Paradigma tauhid dalam belajar mendorong setiap Muslim untuk memulai proses belajarnya dengan niat yang ikhlas, melandasinya dengan usaha yang sungguh-sungguh, dan menyudahinya dengan tawakkal yang utuh. Dengan demikian, penuntut ilmu akan menjaga adab, merendahkan hati, dan tidak silau oleh hasil akademik. Seperti nasihat Imam Asy-Syafi’i, “Ilmu tidak akan diberikan kepadamu hingga engkau memberikan seluruh dirimu kepadanya.” Namun, bahkan setelah seseorang mencurahkan seluruh dirinya dalam proses belajar, ia tetap harus berserah, karena pemahaman dan keberhasilan tetap dalam genggaman Allah.

Kesadaran ini memberikan keseimbangan antara semangat dan ketenangan. Di satu sisi, ia membangkitkan tekad dan kedisiplinan untuk terus menuntut ilmu meskipun mengalami kegagalan, sebab yang dilihat oleh Allah adalah niat dan proses. Di sisi lain, ia juga menjaga hati dari penyakit takabbur dan ujub, sebab keberhasilan dalam belajar bukan milik pribadi, melainkan amanah dari Allah. Bahkan, sebagaimana para ulama salaf ajarkan, ilmu yang bermanfaat adalah ilmu yang menghantarkan pada amal, bukan sekadar pemahaman kognitif.

Di tengah dunia modern yang sering menuhankan logika dan produktivitas, konsep “belajar dalam batas” menjadi pengingat penting bahwa ilmu sejati tidak dapat dipisahkan dari aspek spiritual. Dalam Islam, ilmu bukan tujuan akhir, tetapi jalan menuju Allah. Maka, hasil belajar — apakah seseorang berhasil memahami atau tidak — bukanlah parameter keberhasilan sejati. Yang dinilai adalah keikhlasan dalam niat, kesungguhan dalam usaha, kerendahan hati dalam proses, dan kerelaan menerima ketetapan-Nya.
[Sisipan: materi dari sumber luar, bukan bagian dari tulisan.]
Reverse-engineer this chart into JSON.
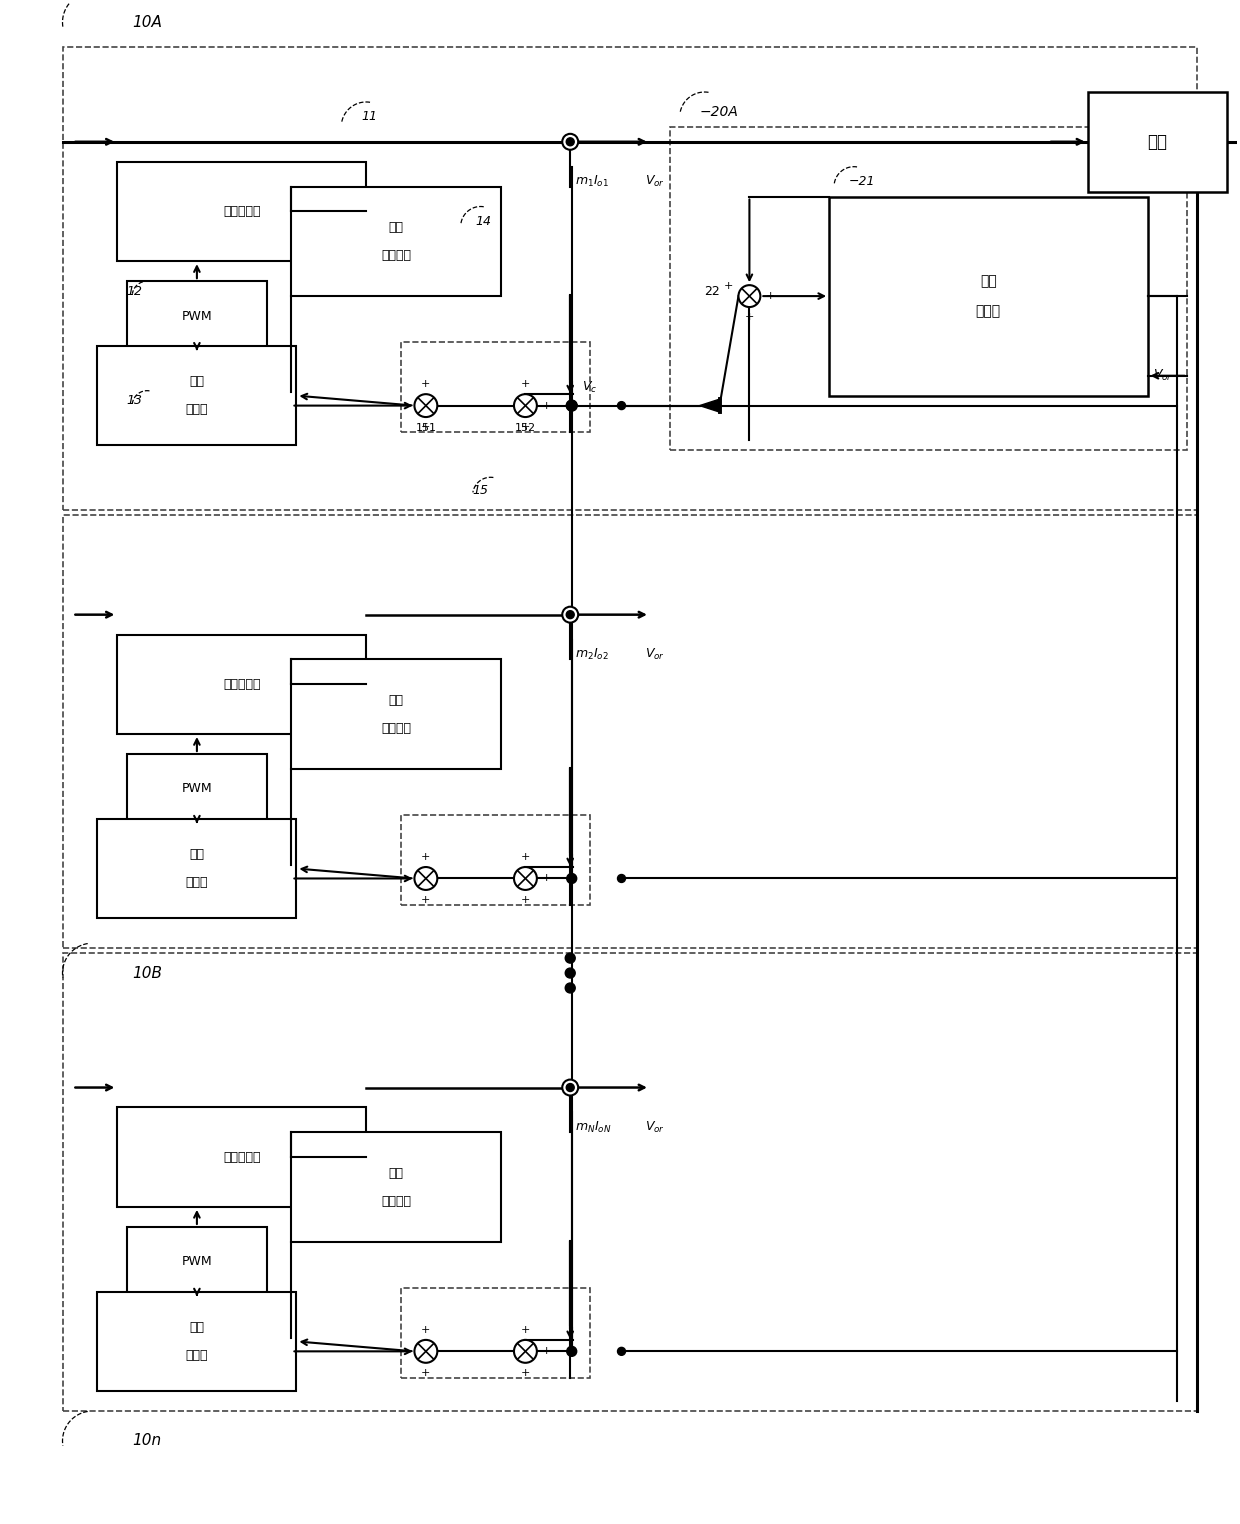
{
  "fig_width": 12.4,
  "fig_height": 15.24,
  "bg_color": "#ffffff",
  "line_color": "#000000",
  "labels": {
    "load": "负载",
    "pwr_conv": "电源转换器",
    "pwm": "PWM",
    "volt_feed1": "电压",
    "volt_feed2": "反馈单元",
    "volt_ctrl1": "电压",
    "volt_ctrl2": "控制器"
  }
}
Akhirnya, sikap beriman dalam menuntut ilmu mengajarkan kita untuk selalu berkata sebagaimana para malaikat berkata dalam Al-Qur’an: “Maha Suci Engkau, tidak ada ilmu bagi kami kecuali apa yang telah Engkau ajarkan kepada kami.” (QS. Al-Baqarah [02] ayat 32). Dengan kalimat ini, seorang penuntut ilmu menutup setiap pelajaran bukan dengan kebanggaan, tetapi dengan syukur — dan dengan harapan bahwa ilmu yang diperoleh menjadi sebab turunnya keberkahan dan keridhaan Allah.


Daftar Pustaka

Al-Ghazali, A. H. M. (2006). Ihya’ Ulumuddin (The Revival of Religious Sciences). Islamic Book Trust.
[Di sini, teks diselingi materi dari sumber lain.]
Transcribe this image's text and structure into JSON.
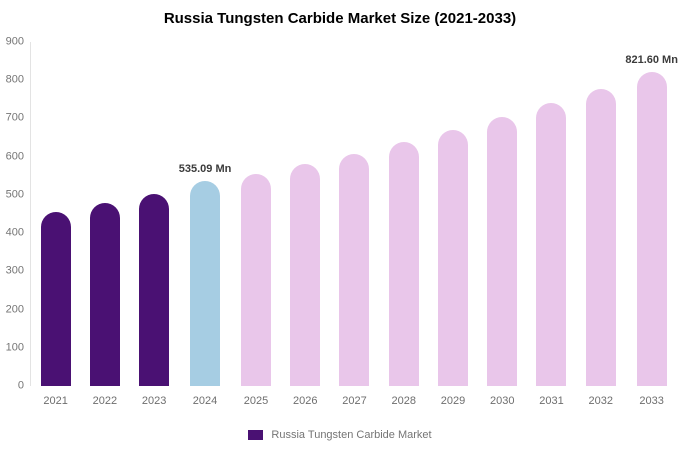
{
  "title": "Russia Tungsten Carbide Market Size (2021-2033)",
  "colors": {
    "historical": "#4a1173",
    "highlight": "#a6cde3",
    "forecast": "#e9c6ea",
    "axis_text": "#757575",
    "label_text": "#3b3b3b"
  },
  "legend": {
    "label": "Russia Tungsten Carbide Market",
    "swatch_color": "#4a1173"
  },
  "chart_data": {
    "type": "bar",
    "title": "Russia Tungsten Carbide Market Size (2021-2033)",
    "xlabel": "",
    "ylabel": "",
    "ylim": [
      0,
      900
    ],
    "ytick_step": 100,
    "grid": false,
    "legend_position": "bottom",
    "categories": [
      "2021",
      "2022",
      "2023",
      "2024",
      "2025",
      "2026",
      "2027",
      "2028",
      "2029",
      "2030",
      "2031",
      "2032",
      "2033"
    ],
    "values": [
      455,
      478,
      502,
      535.09,
      555,
      580,
      607,
      638,
      670,
      703,
      740,
      778,
      821.6
    ],
    "bars": [
      {
        "label": "2021",
        "value": 455,
        "color_key": "historical",
        "data_label": null
      },
      {
        "label": "2022",
        "value": 478,
        "color_key": "historical",
        "data_label": null
      },
      {
        "label": "2023",
        "value": 502,
        "color_key": "historical",
        "data_label": null
      },
      {
        "label": "2024",
        "value": 535.09,
        "color_key": "highlight",
        "data_label": "535.09 Mn"
      },
      {
        "label": "2025",
        "value": 555,
        "color_key": "forecast",
        "data_label": null
      },
      {
        "label": "2026",
        "value": 580,
        "color_key": "forecast",
        "data_label": null
      },
      {
        "label": "2027",
        "value": 607,
        "color_key": "forecast",
        "data_label": null
      },
      {
        "label": "2028",
        "value": 638,
        "color_key": "forecast",
        "data_label": null
      },
      {
        "label": "2029",
        "value": 670,
        "color_key": "forecast",
        "data_label": null
      },
      {
        "label": "2030",
        "value": 703,
        "color_key": "forecast",
        "data_label": null
      },
      {
        "label": "2031",
        "value": 740,
        "color_key": "forecast",
        "data_label": null
      },
      {
        "label": "2032",
        "value": 778,
        "color_key": "forecast",
        "data_label": null
      },
      {
        "label": "2033",
        "value": 821.6,
        "color_key": "forecast",
        "data_label": "821.60 Mn"
      }
    ]
  }
}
Al-Qur’an dan Terjemahannya. (2008). Departemen Agama Republik Indonesia.

Ibn Rajab Al-Hanbali, M. (2001). Jami’ Al-Ulum wal-Hikam (Collection of Knowledge and Wisdom). Dar Al-Fikr.

Ibn Qayyim Al-Jawziyyah, M. (1997). Madarij As-Salikin (The Steps of the Seekers). Dar Al-Kotob Al-Ilmiyah.

Nasr, S. H. (2003). Islamic Science: An Illustrated Study. World Wisdom, Inc.

Rahman, F. (1980). Islam and Modernity: Transformation of an Intellectual Tradition. University of Chicago Press.

Saeed, A. (2006). Interpreting the Qur’an: Towards a Contemporary Approach. Routledge.

Sardar, Z. (2011). Reading the Qur’an: The Contemporary Relevance of the Sacred Text of Islam. Oxford University Press.

Syafi’i, I. (1997). Al-Risalah (The Epistle). In R. A. Nicholson (Ed. & Trans.), Treatise on Islamic Jurisprudence. Islamic Texts Society.